The Experiment Dashboard Is the Heart of Your CRO Program
Your decisions are only as good as your data.
One of the key elements of running a scalable experimentation program is having a flexible, comprehensive, and above all accurate dashboard.
Flexible means it covers metrics and segments relevant to a variety of experiments and audiences - like front-end, back-end, or experiments aimed at new or existing users.
Comprehensive means it captures the full range of experimental data by variant, for example:
- % distribution of users exposed, engaged, and converted;
- full funnel of engagement and conversion activity;
- guardrail metrics (like load speed metrics);
- 2nd order effects (like customer complaints or NPS);
- retention, churn, or reengagement metrics.
And accurate requires relentless focus on data quality throughout the experiment.
- Does the aggregate of experimental data match up with broader business metrics?
- Are there any unexplained changes in historical reporting?

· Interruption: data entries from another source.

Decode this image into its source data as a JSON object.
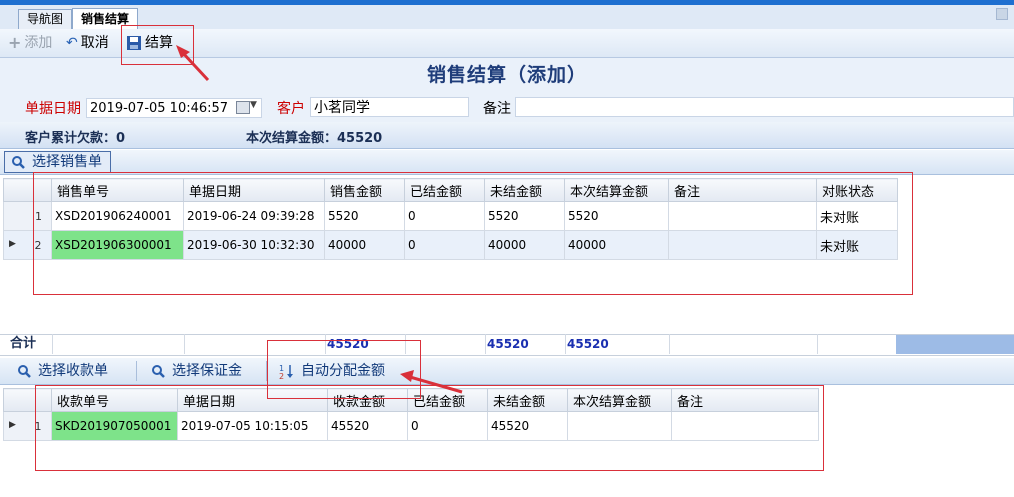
{
  "tabs": [
    {
      "label": "导航图",
      "active": false
    },
    {
      "label": "销售结算",
      "active": true
    }
  ],
  "toolbar": {
    "add_label": "添加",
    "cancel_label": "取消",
    "settle_label": "结算"
  },
  "page_title": "销售结算（添加）",
  "form": {
    "date_label": "单据日期",
    "date_value": "2019-07-05 10:46:57",
    "customer_label": "客户",
    "customer_value": "小茗同学",
    "remark_label": "备注",
    "remark_value": ""
  },
  "summary": {
    "debt_text": "客户累计欠款：0",
    "settle_text": "本次结算金额：45520"
  },
  "sales_section": {
    "button_label": "选择销售单",
    "columns": [
      "销售单号",
      "单据日期",
      "销售金额",
      "已结金额",
      "未结金额",
      "本次结算金额",
      "备注",
      "对账状态"
    ],
    "rows": [
      {
        "index": "1",
        "order_no": "XSD201906240001",
        "date": "2019-06-24 09:39:28",
        "amount": "5520",
        "settled": "0",
        "unsettled": "5520",
        "this_settle": "5520",
        "remark": "",
        "status": "未对账"
      },
      {
        "index": "2",
        "order_no": "XSD201906300001",
        "date": "2019-06-30 10:32:30",
        "amount": "40000",
        "settled": "0",
        "unsettled": "40000",
        "this_settle": "40000",
        "remark": "",
        "status": "未对账"
      }
    ],
    "total_label": "合计",
    "total_amount": "45520",
    "total_unsettled": "45520",
    "total_this_settle": "45520"
  },
  "receipt_section": {
    "btn_receipt": "选择收款单",
    "btn_deposit": "选择保证金",
    "btn_auto": "自动分配金额",
    "columns": [
      "收款单号",
      "单据日期",
      "收款金额",
      "已结金额",
      "未结金额",
      "本次结算金额",
      "备注"
    ],
    "rows": [
      {
        "index": "1",
        "receipt_no": "SKD201907050001",
        "date": "2019-07-05 10:15:05",
        "amount": "45520",
        "settled": "0",
        "unsettled": "45520",
        "this_settle": "",
        "remark": ""
      }
    ]
  },
  "colors": {
    "accent": "#1f3d7a",
    "highlight_green": "#7ee38a",
    "annotation_red": "#d9303a"
  }
}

Additionally, an experiment dashboard is different than a business dashboard in that it focus on capturing and highlighting differences in key metrics against a benchmark segment (typically a control cell). This requires an embedded stats engine and visual feedback for when these differences are statistically significant.
Other features may include in-dash experiment metadata (hypothesis, variant definition, effective dates, etc).
Market A/B testing tools typically come the latter feature set but they come with their own trade-offs.
The most flexible way is to join your experiment segmentation to the data in your warehouse.